For the year 2019, visualise the production per municipality. Note: the scale is obviously skewed by large municipalities.

# Load spatial data
munis <- 
  s3read_using(
    object = "brazil/spatial/BOUNDARIES/ibge/old/boundaries municipalities/MUNICIPALITIES_BRA.geojson",
    FUN = read_sf,
    bucket = "trase-storage",
    opts = c("check_region" = T)
  )
brazil <- st_union(munis)
munis_to_plot <- inner_join(munis,  cp %>% filter(YEAR == 2019), by = "GEOCODE")


# Visualise
ggplot() + 
  geom_sf(data = brazil, fill = 'lightgrey') + 
  geom_sf(data = munis_to_plot, aes(fill = CW_PRODUCTION_TONS), col = NA) + 
  theme(axis.text = element_blank()) +
  coord_sf(datum = NA) +
  scale_fill_viridis(option="magma",
                     name = bquote('Tons/yr'),
                     na.value="white",
                     direction = -1) +
  labs(title = "Municipal cattle production (carcass tons/year)",
        subtitle = "For 2019")

Cattle lifecycle calculation

Sum production across the 5-yr cattle lifecycle.

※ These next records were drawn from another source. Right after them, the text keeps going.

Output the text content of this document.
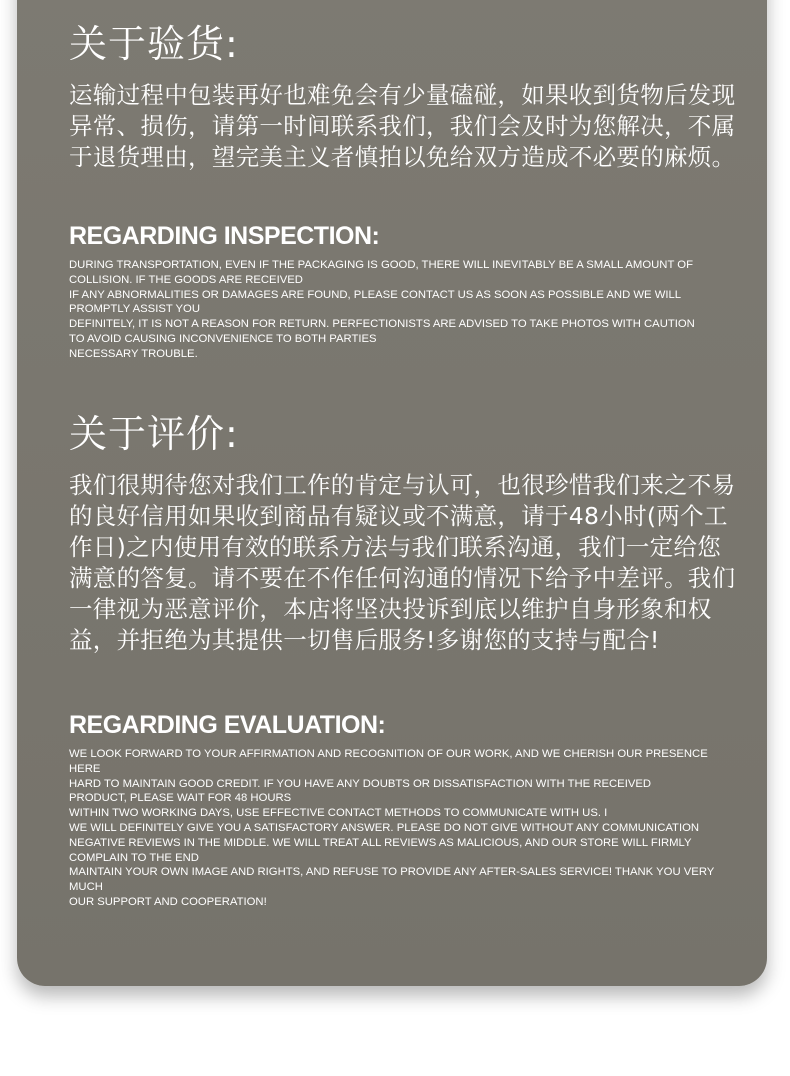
关于验货:

运输过程中包装再好也难免会有少量磕碰，如果收到货物后发现异常、损伤，请第一时间联系我们，我们会及时为您解决，不属于退货理由，望完美主义者慎拍以免给双方造成不必要的麻烦。

REGARDING INSPECTION:

DURING TRANSPORTATION, EVEN IF THE PACKAGING IS GOOD, THERE WILL INEVITABLY BE A SMALL AMOUNT OF
COLLISION. IF THE GOODS ARE RECEIVED
IF ANY ABNORMALITIES OR DAMAGES ARE FOUND, PLEASE CONTACT US AS SOON AS POSSIBLE AND WE WILL
PROMPTLY ASSIST YOU
DEFINITELY, IT IS NOT A REASON FOR RETURN. PERFECTIONISTS ARE ADVISED TO TAKE PHOTOS WITH CAUTION
TO AVOID CAUSING INCONVENIENCE TO BOTH PARTIES
NECESSARY TROUBLE.

关于评价:

我们很期待您对我们工作的肯定与认可，也很珍惜我们来之不易的良好信用如果收到商品有疑议或不满意，请于48小时(两个工作日)之内使用有效的联系方法与我们联系沟通，我们一定给您满意的答复。请不要在不作任何沟通的情况下给予中差评。我们一律视为恶意评价，本店将坚决投诉到底以维护自身形象和权益，并拒绝为其提供一切售后服务!多谢您的支持与配合!

REGARDING EVALUATION:

WE LOOK FORWARD TO YOUR AFFIRMATION AND RECOGNITION OF OUR WORK, AND WE CHERISH OUR PRESENCE
HERE
HARD TO MAINTAIN GOOD CREDIT. IF YOU HAVE ANY DOUBTS OR DISSATISFACTION WITH THE RECEIVED
PRODUCT, PLEASE WAIT FOR 48 HOURS
WITHIN TWO WORKING DAYS, USE EFFECTIVE CONTACT METHODS TO COMMUNICATE WITH US. I
WE WILL DEFINITELY GIVE YOU A SATISFACTORY ANSWER. PLEASE DO NOT GIVE WITHOUT ANY COMMUNICATION
NEGATIVE REVIEWS IN THE MIDDLE. WE WILL TREAT ALL REVIEWS AS MALICIOUS, AND OUR STORE WILL FIRMLY
COMPLAIN TO THE END
MAINTAIN YOUR OWN IMAGE AND RIGHTS, AND REFUSE TO PROVIDE ANY AFTER-SALES SERVICE! THANK YOU VERY
MUCH
OUR SUPPORT AND COOPERATION!
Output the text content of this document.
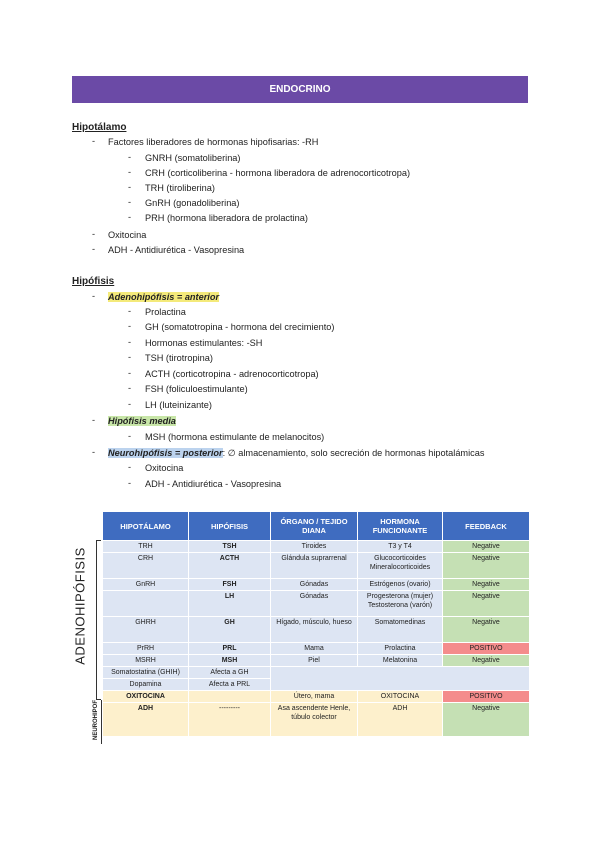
ENDOCRINO
Hipotálamo
- Factores liberadores de hormonas hipofisarias: -RH
- GNRH (somatoliberina)
- CRH (corticoliberina - hormona liberadora de adrenocorticotropa)
- TRH (tiroliberina)
- GnRH (gonadoliberina)
- PRH (hormona liberadora de prolactina)
- Oxitocina
- ADH - Antidiurética - Vasopresina
Hipófisis
- Adenohipófisis = anterior
- Prolactina
- GH (somatotropina - hormona del crecimiento)
- Hormonas estimulantes: -SH
- TSH (tirotropina)
- ACTH (corticotropina - adrenocorticotropa)
- FSH (foliculoestimulante)
- LH (luteinizante)
- Hipófisis media
- MSH (hormona estimulante de melanocitos)
- Neurohipófisis = posterior: ∅ almacenamiento, solo secreción de hormonas hipotalámicas
- Oxitocina
- ADH - Antidiurética - Vasopresina
ADENOHIPÓFISIS
NEUROHIPOF
HIPOTÁLAMO	HIPÓFISIS	ÓRGANO / TEJIDO DIANA	HORMONA FUNCIONANTE	FEEDBACK
TRH	TSH	Tiroides	T3 y T4	Negative
CRH	ACTH	Glándula suprarrenal	Glucocorticoides Mineralocorticoides	Negative
GnRH	FSH	Gónadas	Estrógenos (ovario)	Negative
	LH	Gónadas	Progesterona (mujer) Testosterona (varón)	Negative
GHRH	GH	Hígado, músculo, hueso	Somatomedinas	Negative
PrRH	PRL	Mama	Prolactina	POSITIVO
MSRH	MSH	Piel	Melatonina	Negative
Somatostatina (GHIH)	Afecta a GH			
Dopamina	Afecta a PRL			
OXITOCINA		Útero, mama	OXITOCINA	POSITIVO
ADH	---------	Asa ascendente Henle, túbulo colector	ADH	Negative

# For each year, calculate the liveweight production over the previous 5 years
cp_5yr <- 
  cp %>%
  # select(GEOCODE, YEAR, CW_PRODUCTION_TONS)  %>%
  group_by(GEOCODE) %>%
  arrange(YEAR) %>%
  mutate(CW_PRODUCTION_TONS_5_YR = 
           CW_PRODUCTION_TONS + 
           lag(CW_PRODUCTION_TONS, n = 1L) +
           lag(CW_PRODUCTION_TONS, n = 2L) + 
           lag(CW_PRODUCTION_TONS, n = 3L) + 
           lag(CW_PRODUCTION_TONS, n = 4L)) %>%
  ungroup()


# Check the lag worked OK
check_5_yr <- 
  cp_5yr %>%
  filter(GEOCODE == "1507300", 
         YEAR == 2017) %>%
  pull(CW_PRODUCTION_TONS_5_YR)
check_5_yr_manual <-
  cp_5yr %>%
  filter(GEOCODE == "1507300", 
         YEAR %in% c(2013:2017)) %>%
  pull(CW_PRODUCTION_TONS) %>%
  sum()
if(
  !isTRUE(
    all.equal(
      check_5_yr, 
      check_5_yr_manual,
      tolerance = 0.0001
    )
  )
){stop("Error in lag - go back and check")}

Visualise the 5-yr sum production data

# Visualise
munis_to_plot <- inner_join(munis, cp_5yr %>% filter(YEAR == 2019), by = "GEOCODE")
ggplot() + 
  geom_sf(data = brazil, fill = 'lightgrey') + 
  geom_sf(data = munis_to_plot, aes(fill = CW_PRODUCTION_TONS_5_YR), col = NA) + 
  theme_minimal() + 
  theme(axis.text = element_blank()) +
  coord_sf(datum = NA) +
  scale_fill_viridis(option="magma",
                     name = bquote('Tons/5yr lifecycle'),
                     na.value="white",
                     direction = -1) +
  labs(title = "Life-cycle cattle production (carcass tons/5-years)",
        subtitle = "For 2019")

Export data

# Export the 5-yr data
s3write_using(
  x = cp_5yr, 
  object = "brazil/production/statistics/ibge/beef/out/2020-10-27-CATTLE_PRODUCTION_5_YR.csv",
  bucket = "trase-storage",
  FUN = write_delim,
  opts = c("check_region" = T),
  delim = ";"
)

Comparison with previous data

Besides the fact that our time-series is now longer (not shown), the values are pretty similar - though the new estimates are notably higher in BA and lower in MT and MS.